Shira Ovide on why Americans can’t quit SMS:
I want to stick up, a little, for the simple beauty of SMS. You can’t use WhatsApp to text your friend who uses iMessage, but SMS is universal. And it makes me feel uneasy to suggest that everyone should use WhatsApp and make one Big Tech company the gateway to all of our digital communications.
Stephanie McNeal on why influencers are breaking up with Instagram:
These influencers are making changes amid an interesting time for Instagram. For years, Instagram had a rather laissez-faire approach to the creators who drive revenue to the platform, offering them little in the way of bonuses or support. There was also no way to make money directly through the app, because revenue from ads and affiliate links were third-party. So hosting your business exclusively on Instagram had some major downsides. Not only was your revenue completely at the mercy of how Instagram chose to share your content with your followers, but you were also at risk of losing it entirely if the app disabled or suspended your account.
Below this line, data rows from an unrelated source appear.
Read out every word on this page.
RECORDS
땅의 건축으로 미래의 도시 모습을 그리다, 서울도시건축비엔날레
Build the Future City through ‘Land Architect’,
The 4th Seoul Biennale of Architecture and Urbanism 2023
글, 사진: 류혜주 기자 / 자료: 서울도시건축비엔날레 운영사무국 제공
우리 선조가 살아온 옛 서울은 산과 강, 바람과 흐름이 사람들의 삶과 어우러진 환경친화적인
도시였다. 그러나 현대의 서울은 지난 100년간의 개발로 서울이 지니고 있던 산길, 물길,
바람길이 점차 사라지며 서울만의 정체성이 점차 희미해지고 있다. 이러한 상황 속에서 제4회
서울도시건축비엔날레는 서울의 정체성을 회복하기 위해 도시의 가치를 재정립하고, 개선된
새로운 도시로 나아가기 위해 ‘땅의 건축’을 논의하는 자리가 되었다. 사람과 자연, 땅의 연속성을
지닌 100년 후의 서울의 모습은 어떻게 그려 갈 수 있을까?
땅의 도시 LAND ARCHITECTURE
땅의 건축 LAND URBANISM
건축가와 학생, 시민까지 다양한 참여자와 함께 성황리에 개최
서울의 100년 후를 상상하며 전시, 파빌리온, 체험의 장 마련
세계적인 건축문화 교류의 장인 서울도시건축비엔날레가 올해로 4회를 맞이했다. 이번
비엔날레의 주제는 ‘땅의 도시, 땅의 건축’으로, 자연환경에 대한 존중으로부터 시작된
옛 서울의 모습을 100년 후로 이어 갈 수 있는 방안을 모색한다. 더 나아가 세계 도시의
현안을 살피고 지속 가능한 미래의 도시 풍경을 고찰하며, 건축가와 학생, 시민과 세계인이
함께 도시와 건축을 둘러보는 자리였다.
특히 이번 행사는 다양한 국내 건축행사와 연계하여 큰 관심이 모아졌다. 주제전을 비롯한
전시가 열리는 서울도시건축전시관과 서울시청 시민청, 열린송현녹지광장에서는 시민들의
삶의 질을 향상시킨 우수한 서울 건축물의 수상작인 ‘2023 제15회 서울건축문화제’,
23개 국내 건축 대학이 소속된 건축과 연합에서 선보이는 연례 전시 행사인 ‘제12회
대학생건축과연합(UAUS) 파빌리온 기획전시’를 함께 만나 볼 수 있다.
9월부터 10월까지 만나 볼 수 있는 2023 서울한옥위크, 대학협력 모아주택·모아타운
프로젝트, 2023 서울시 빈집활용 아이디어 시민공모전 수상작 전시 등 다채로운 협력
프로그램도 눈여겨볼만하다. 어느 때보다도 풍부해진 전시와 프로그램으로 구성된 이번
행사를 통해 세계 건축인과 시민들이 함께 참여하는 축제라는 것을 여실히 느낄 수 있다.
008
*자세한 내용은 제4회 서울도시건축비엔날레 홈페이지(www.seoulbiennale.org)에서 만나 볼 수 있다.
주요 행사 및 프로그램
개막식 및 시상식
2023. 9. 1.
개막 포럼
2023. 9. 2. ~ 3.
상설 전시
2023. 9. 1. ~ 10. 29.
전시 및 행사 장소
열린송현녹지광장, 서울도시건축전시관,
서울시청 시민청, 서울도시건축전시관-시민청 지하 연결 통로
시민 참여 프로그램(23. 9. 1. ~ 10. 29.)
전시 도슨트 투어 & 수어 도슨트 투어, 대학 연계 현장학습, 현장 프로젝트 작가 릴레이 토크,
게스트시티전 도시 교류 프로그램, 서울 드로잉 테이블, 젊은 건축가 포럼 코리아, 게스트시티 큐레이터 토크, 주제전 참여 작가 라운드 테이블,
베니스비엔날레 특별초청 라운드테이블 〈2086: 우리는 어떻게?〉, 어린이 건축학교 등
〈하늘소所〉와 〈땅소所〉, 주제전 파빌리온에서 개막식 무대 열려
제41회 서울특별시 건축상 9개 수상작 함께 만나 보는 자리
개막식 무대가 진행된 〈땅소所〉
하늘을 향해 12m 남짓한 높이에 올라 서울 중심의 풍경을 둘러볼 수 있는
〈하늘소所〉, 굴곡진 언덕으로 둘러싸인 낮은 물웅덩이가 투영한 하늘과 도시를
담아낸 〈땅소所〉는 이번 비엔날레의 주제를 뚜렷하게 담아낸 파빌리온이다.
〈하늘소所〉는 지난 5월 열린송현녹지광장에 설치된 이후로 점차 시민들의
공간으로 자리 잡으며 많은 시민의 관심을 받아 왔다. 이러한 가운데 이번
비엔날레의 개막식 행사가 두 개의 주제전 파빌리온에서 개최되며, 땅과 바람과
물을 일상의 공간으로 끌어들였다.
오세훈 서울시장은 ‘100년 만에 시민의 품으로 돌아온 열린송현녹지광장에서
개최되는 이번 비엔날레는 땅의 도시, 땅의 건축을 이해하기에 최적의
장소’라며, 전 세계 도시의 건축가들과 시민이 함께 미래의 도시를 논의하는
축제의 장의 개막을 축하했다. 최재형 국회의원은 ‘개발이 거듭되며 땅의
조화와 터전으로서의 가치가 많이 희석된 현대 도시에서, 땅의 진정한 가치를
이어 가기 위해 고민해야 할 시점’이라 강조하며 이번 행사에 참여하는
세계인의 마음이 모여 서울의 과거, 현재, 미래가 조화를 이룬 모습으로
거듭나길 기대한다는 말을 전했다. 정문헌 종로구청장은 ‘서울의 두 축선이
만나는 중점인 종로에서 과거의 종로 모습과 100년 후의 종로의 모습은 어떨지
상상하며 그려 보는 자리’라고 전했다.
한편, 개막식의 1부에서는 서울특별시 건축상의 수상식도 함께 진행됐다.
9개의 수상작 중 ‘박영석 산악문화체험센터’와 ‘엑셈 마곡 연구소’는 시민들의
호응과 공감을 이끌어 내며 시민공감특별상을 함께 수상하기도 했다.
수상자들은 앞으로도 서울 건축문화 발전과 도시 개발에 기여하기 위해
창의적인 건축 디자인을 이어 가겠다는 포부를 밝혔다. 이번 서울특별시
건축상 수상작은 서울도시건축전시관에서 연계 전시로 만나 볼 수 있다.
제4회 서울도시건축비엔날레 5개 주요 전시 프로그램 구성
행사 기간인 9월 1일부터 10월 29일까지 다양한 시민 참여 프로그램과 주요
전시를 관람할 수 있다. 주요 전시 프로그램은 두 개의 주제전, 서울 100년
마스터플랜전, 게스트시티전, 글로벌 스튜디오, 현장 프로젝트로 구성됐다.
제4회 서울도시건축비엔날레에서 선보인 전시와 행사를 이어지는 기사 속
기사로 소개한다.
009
Jamal Michel on the lack of diversity in gaming:
Since then, conversations about greater accountability in games haven’t stopped despite waning public attention. Developers and creators of color are still seeking support on a level commensurate with the gestures of solidarity expressed over a year ago. Gamers, industry veterans and indie developers of color have continually called for sustainable solutions to address disparities in the field, this push cresting whenever the exhausting cycle renews: Tragedy strikes, a sudden surge of promises and commitments follow, little to no progress ensues, then silence falls once more.
Molly Wilcox on the chronic problems New York’s women chefs still confront every day:
It has been just over four years since the New York restaurant industry began to seriously examine its culture of hard-partying, ruthless bullying and rampant abuse. Women who run New York City’s kitchens say they still struggle to command the same degree of authority as their male counterparts, but they are also working together and sharing information to stamp out lingering sexism in their kitchens.
Kim Velsey on shared bathrooms:
I’ve never really understood the obsession with having a bathroom of one’s own. Not so long ago, many homes, including the one I grew up in, had just one bathroom. Only in the past few decades has it become common in new construction to have a 1:1 bed-to-bath ratio, often with a spare half-bathroom on top of that. I spent more than a decade living in house shares, including a townhouse in San Francisco with nine roommates and two bathrooms — one of those was split, with a toilet on one side of the hall and the sink and bathtub on the other — and I can’t recall any real issues coming up. I had my own sink once, set into the dormer of a pretty old house in Connecticut, which was nice. But I’ve never had a bathroom all to myself, and I’ve never found it to be a problem. Granted, sharing with neighbors is different from sharing with roommates or family members, but it’s hardly unworkable unless someone is truly disgusting (or a real bathroom hog).